Detailing a youth-led participatory action research project that she coordinated, Nygreen uncovers deep barriers to educational success that are embedded within educational discourse itself. Struggling students internalize descriptions of themselves as “at risk,” “low achieving,” or “troubled”—and by adopting the very language of educators, they also adopt its constraints and presumption of failure. Showing how current educational discourse does not, ultimately, provide an adequate vision of change for students at the bottom of the educational hierarchy, she levies a powerful argument that social justice in education is impossible today precisely because of how we talk about it.

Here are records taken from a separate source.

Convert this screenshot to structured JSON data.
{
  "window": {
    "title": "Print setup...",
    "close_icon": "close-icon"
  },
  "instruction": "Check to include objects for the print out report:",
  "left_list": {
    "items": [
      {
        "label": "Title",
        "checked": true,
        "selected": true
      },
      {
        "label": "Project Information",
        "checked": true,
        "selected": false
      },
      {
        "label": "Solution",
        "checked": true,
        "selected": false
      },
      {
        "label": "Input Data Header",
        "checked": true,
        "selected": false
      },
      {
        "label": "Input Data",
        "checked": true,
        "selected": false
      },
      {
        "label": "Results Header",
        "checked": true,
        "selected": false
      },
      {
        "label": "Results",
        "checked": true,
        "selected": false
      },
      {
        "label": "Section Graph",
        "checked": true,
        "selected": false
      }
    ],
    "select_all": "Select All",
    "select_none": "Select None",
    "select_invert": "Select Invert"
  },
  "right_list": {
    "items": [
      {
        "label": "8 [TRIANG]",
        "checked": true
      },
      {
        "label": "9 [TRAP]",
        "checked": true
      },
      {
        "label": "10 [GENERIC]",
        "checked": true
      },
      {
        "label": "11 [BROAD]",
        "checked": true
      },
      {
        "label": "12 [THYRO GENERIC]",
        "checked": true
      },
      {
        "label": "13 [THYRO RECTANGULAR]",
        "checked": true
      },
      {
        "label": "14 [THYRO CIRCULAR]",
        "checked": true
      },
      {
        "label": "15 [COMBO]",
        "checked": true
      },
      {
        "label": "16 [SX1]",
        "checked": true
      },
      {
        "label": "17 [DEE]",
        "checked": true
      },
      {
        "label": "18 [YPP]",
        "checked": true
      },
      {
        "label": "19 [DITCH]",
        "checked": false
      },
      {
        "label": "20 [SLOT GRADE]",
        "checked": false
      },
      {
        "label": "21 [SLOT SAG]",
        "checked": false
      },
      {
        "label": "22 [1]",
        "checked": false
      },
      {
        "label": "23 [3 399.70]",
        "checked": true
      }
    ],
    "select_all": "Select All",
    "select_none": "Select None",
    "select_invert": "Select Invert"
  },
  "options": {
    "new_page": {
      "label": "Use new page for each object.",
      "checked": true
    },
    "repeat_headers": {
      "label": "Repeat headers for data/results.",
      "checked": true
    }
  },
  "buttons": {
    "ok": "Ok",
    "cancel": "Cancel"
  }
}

I am probably not qualified to give this book all 5 stars, but I'm going to anyway, not only because of how thoroughly researched and thought out the book is, but because our author explicitly tells us where she had things wrong and where her opinions and biases were harmful. It would have been so easy to leave those parts out, or to subtly put it all in between the lines. But our author doesn't do that, she allows herself to be an example of growth and learning.
Otherwise, as interesting as I thought this book was, and getting a peak behind the curtain at an alternative high school is very interesting to me, this book was not written for me and quite a bit went over my head, or I'll never put this information to use as it's not my career path. It's my career path adjacent and I wanted the information for my back pocket. I do not regret reading this book.